Monday, March 13, 2006

Wednesday at the Great Wall

I took Wednesday off so I could spend a bit of time with my brother, who was leaving on Friday. We headed to the Great Wall. There are 4 different sections that are pretty accessible from Beijing. The closer you get to Beijing, the more tourists there are as well as people trying to sell them things. Also, the most touristy section is completely restored, so you get to see the wall as it was long ago. Some of the further a field sections are very damaged with time. We went to the Badaling portion, which is the closest and most touristy. It’s also completely restored (and they added handrails).

We decided to go via public bus, which in itself was a bit of adventure finding it. It was not too hard. We’d thought to hire a car to begin with, but that would have been ~$100 US, or going on a canned tour through the hotel which would have been about the same, but we decided to go at it on our own on public transportation for $1 US.

We hiked to one end, which was uphill (steep) about ¾ of a mile.

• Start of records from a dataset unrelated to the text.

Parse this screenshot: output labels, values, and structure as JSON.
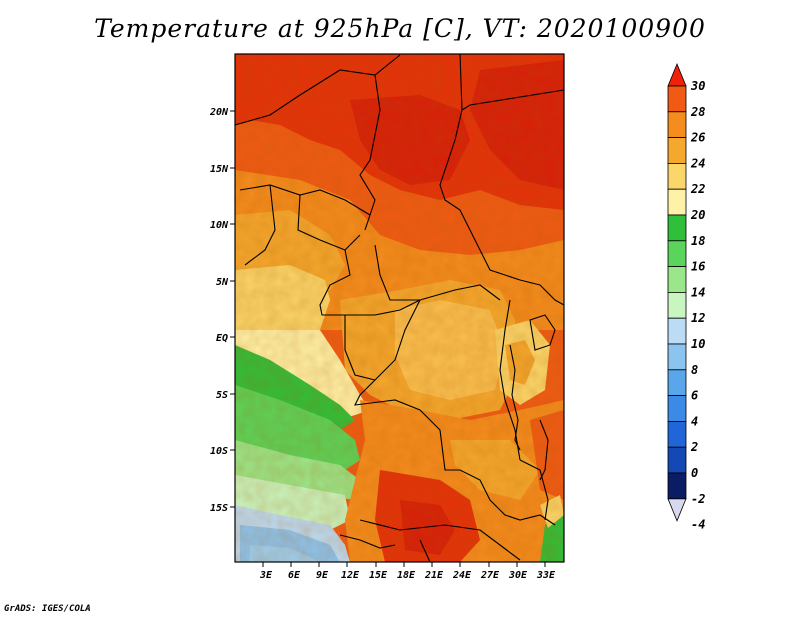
{
  "title": "Temperature at 925hPa [C], VT: 2020100900",
  "footer": "GrADS: IGES/COLA",
  "map": {
    "lon_labels": [
      "3E",
      "6E",
      "9E",
      "12E",
      "15E",
      "18E",
      "21E",
      "24E",
      "27E",
      "30E",
      "33E"
    ],
    "lat_labels": [
      "20N",
      "15N",
      "10N",
      "5N",
      "EQ",
      "5S",
      "10S",
      "15S"
    ]
  },
  "colorbar": {
    "levels": [
      "30",
      "28",
      "26",
      "24",
      "22",
      "20",
      "18",
      "16",
      "14",
      "12",
      "10",
      "8",
      "6",
      "4",
      "2",
      "0",
      "-2",
      "-4"
    ],
    "colors": [
      "#f0200a",
      "#f05a14",
      "#f58c1e",
      "#f5a82e",
      "#fbd66a",
      "#fff2a8",
      "#2fbf3a",
      "#5ad45a",
      "#9ae68a",
      "#c8f5c0",
      "#bcdcf5",
      "#8cc4f0",
      "#5aa6ea",
      "#3a8ae6",
      "#2066d8",
      "#1448b4",
      "#0a1c64",
      "#d8d8ef"
    ]
  }
}
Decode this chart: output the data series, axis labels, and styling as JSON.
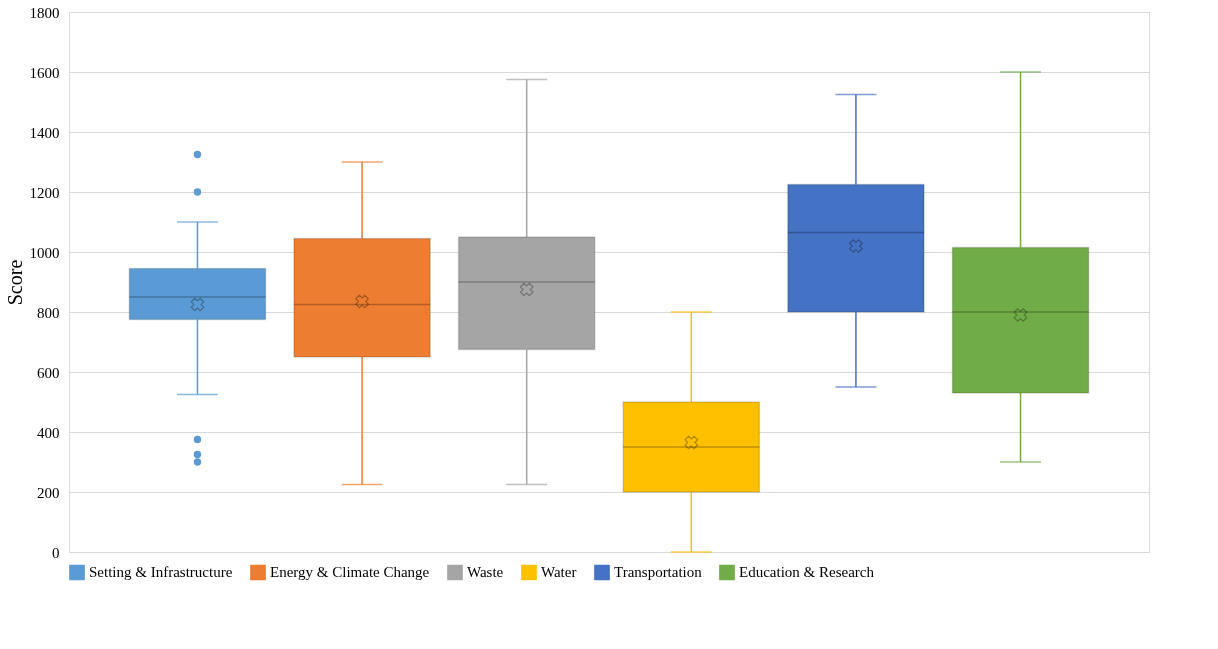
{
  "chart_data": {
    "type": "box",
    "ylabel": "Score",
    "categories": [
      null
    ],
    "ylim": [
      0,
      1800
    ],
    "yticks": [
      0,
      200,
      400,
      600,
      800,
      1000,
      1200,
      1400,
      1600,
      1800
    ],
    "grid": "y",
    "legend": "bottom",
    "series": [
      {
        "name": "Setting & Infrastructure",
        "color": "#5b9bd5",
        "boxes": [
          {
            "low": 525,
            "q1": 775,
            "median": 850,
            "q3": 945,
            "high": 1100,
            "mean": 825,
            "outliers": [
              1325,
              1200,
              375,
              325,
              300
            ]
          }
        ]
      },
      {
        "name": "Energy & Climate Change",
        "color": "#ed7d31",
        "boxes": [
          {
            "low": 225,
            "q1": 650,
            "median": 825,
            "q3": 1045,
            "high": 1300,
            "mean": 835
          }
        ]
      },
      {
        "name": "Waste",
        "color": "#a5a5a5",
        "boxes": [
          {
            "low": 225,
            "q1": 675,
            "median": 900,
            "q3": 1050,
            "high": 1575,
            "mean": 875
          }
        ]
      },
      {
        "name": "Water",
        "color": "#ffc000",
        "boxes": [
          {
            "low": 0,
            "q1": 200,
            "median": 350,
            "q3": 500,
            "high": 800,
            "mean": 365
          }
        ]
      },
      {
        "name": "Transportation",
        "color": "#4472c4",
        "boxes": [
          {
            "low": 550,
            "q1": 800,
            "median": 1065,
            "q3": 1225,
            "high": 1525,
            "mean": 1020
          }
        ]
      },
      {
        "name": "Education & Research",
        "color": "#70ad47",
        "boxes": [
          {
            "low": 300,
            "q1": 530,
            "median": 800,
            "q3": 1015,
            "high": 1600,
            "mean": 790
          }
        ]
      }
    ]
  }
}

Hiking it was fun, but there were loads of tourists around. We kept hearing “Hello, want to buy t-shirt for your mommy hello?” Hello is a very popular word over here. When we got to the end, we saw a guardhouse that looked empty, but the second we got there, out of the hidden portions jumped several vendors, trying to sell us cheap crap. After taking some amazing shots of the crumbling wall and what we’d walked already, we moved on.

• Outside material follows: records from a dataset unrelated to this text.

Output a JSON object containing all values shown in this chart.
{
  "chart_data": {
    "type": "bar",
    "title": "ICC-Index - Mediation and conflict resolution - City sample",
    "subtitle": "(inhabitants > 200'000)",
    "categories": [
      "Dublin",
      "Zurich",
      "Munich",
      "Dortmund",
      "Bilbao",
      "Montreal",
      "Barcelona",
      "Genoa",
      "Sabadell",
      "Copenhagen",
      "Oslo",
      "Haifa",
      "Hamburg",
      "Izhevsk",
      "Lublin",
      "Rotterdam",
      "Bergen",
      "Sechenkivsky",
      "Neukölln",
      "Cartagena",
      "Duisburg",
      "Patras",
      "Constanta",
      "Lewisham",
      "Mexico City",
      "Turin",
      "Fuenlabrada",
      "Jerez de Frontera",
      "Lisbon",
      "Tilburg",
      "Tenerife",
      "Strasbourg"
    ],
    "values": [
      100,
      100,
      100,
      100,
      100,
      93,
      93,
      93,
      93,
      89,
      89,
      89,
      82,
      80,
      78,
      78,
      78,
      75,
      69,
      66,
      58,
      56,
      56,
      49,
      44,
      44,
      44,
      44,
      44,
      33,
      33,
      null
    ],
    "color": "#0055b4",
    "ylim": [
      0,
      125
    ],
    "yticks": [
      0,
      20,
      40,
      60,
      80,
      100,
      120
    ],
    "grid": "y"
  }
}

My brother and I agreed that the most amazing part of the wall isn’t its length. It’s the fact that as it snakes along, it’s built at the highest point of every hill it’s on. It was built as a defensible structure, so that makes a lot of sense. Still, we in the US are used to freeways that avoid hills, construction that takes the easy way through.

We began our trek to the other side. It was about a 4 mile hike to the other end. As we walked further and further away from the starting point, the crowds thinned out significantly, as did the vendors. Pretty soon, we were alone walking the Great Wall. The sights were incredible, it was so much fun, so beautiful. We had purchased some rice crackers to eat, as we were starving. When we finally got to the other end, we sat down and snacked. Our legs were killing us. The Great Wall is very steep in parts, a very hard climb.

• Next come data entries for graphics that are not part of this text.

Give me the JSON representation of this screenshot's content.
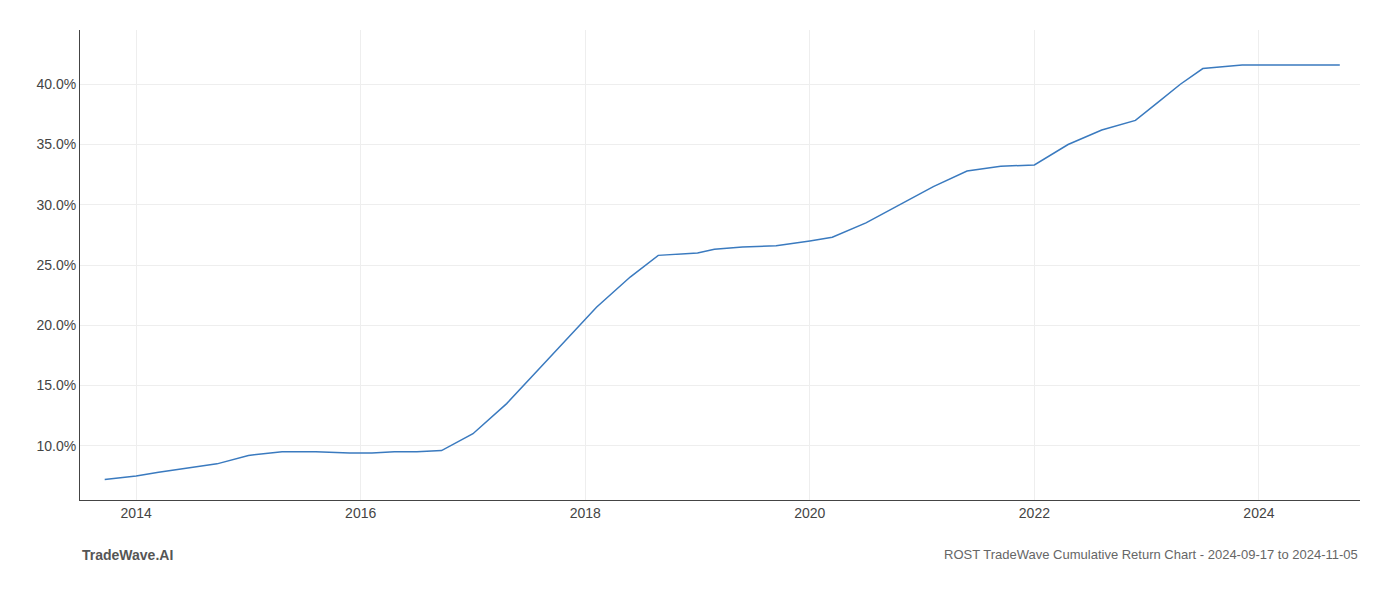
{
  "chart_data": {
    "type": "line",
    "title": "ROST TradeWave Cumulative Return Chart - 2024-09-17 to 2024-11-05",
    "annotations": [
      {
        "text": "TradeWave.AI"
      }
    ],
    "x": [
      2013.72,
      2014.0,
      2014.2,
      2014.5,
      2014.72,
      2015.0,
      2015.3,
      2015.6,
      2015.9,
      2016.1,
      2016.3,
      2016.5,
      2016.72,
      2017.0,
      2017.3,
      2017.6,
      2017.9,
      2018.1,
      2018.4,
      2018.65,
      2019.0,
      2019.15,
      2019.4,
      2019.7,
      2020.0,
      2020.2,
      2020.5,
      2020.8,
      2021.1,
      2021.4,
      2021.7,
      2022.0,
      2022.3,
      2022.6,
      2022.9,
      2023.1,
      2023.3,
      2023.5,
      2023.7,
      2023.85,
      2024.0,
      2024.72
    ],
    "values": [
      7.2,
      7.5,
      7.8,
      8.2,
      8.5,
      9.2,
      9.5,
      9.5,
      9.4,
      9.4,
      9.5,
      9.5,
      9.6,
      11.0,
      13.5,
      16.5,
      19.5,
      21.5,
      24.0,
      25.8,
      26.0,
      26.3,
      26.5,
      26.6,
      27.0,
      27.3,
      28.5,
      30.0,
      31.5,
      32.8,
      33.2,
      33.3,
      35.0,
      36.2,
      37.0,
      38.5,
      40.0,
      41.3,
      41.5,
      41.6,
      41.6,
      41.6
    ],
    "color": "#3a7abf",
    "xlim": [
      2013.5,
      2024.9
    ],
    "ylim": [
      5.5,
      44.5
    ],
    "xticks": [
      2014,
      2016,
      2018,
      2020,
      2022,
      2024
    ],
    "yticks": [
      {
        "value": 10.0,
        "label": "10.0%"
      },
      {
        "value": 15.0,
        "label": "15.0%"
      },
      {
        "value": 20.0,
        "label": "20.0%"
      },
      {
        "value": 25.0,
        "label": "25.0%"
      },
      {
        "value": 30.0,
        "label": "30.0%"
      },
      {
        "value": 35.0,
        "label": "35.0%"
      },
      {
        "value": 40.0,
        "label": "40.0%"
      }
    ],
    "grid": true
  }
}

Next after coming back to the base, we were surprised to see sun crested bears (bears with gold spots on their chests, I had just seen at Woodland park Zoo before leaving) in pens that people were feeding apples. We were still tired, so we bought some beers and hung out with the bears for a while.

We decided to head to the Ming tombs, which were supposedly very close according to one guidebook. We were over 30 miles from Beijing, and the tombs were probably 15 miles away from us. We bargained with a man standing around the bears, and we settled on a ride for $20.

Jess and I failed to comprehend exactly how far apart each of the tombs was. We were dropped off to the entrance to all the tombs, which was about 4 miles from the first tomb. The entrance has a pathway called “Spirit Way”, which is a beautiful walkway full of amazing statues and the like. When we got to the end of this, we had no way of getting either back to Beijing, or to the next tomb. There weren’t very many tourists here, but there were a few vendors. We bargained with a vendor to take us to the first (and most impressive) of the tombs.

Soon we were packing into the back of his van that was full of his wares, and on our way. When we got to the next attraction, we saw admission was 20 yuan each. We had a total of 80 yuan (10 US dollars) left between the two of us. We decided that if we were gonna get stuck out here, 20 some miles from Beijing, we might as well see all the sights while we were there. So we went in, checked out some pretty cool statues, realized we couldn’t even afford to put change in the offering to the dead emperor, then headed out. We found a bus back to Beijing, and managed to make it all the way back with money to spare.

We had not eaten since breakfast, and it was coming on 6 pm after a long day of hiking. While transferring from the bus to the subway, we passed a street vendor cooking up some of the yummiest smelling chicken you could believe. Faster than you could say “avian bird flu”, we had bought several items, and ate some of the spiciest, delicious, hygienically dubious food we’d ever had.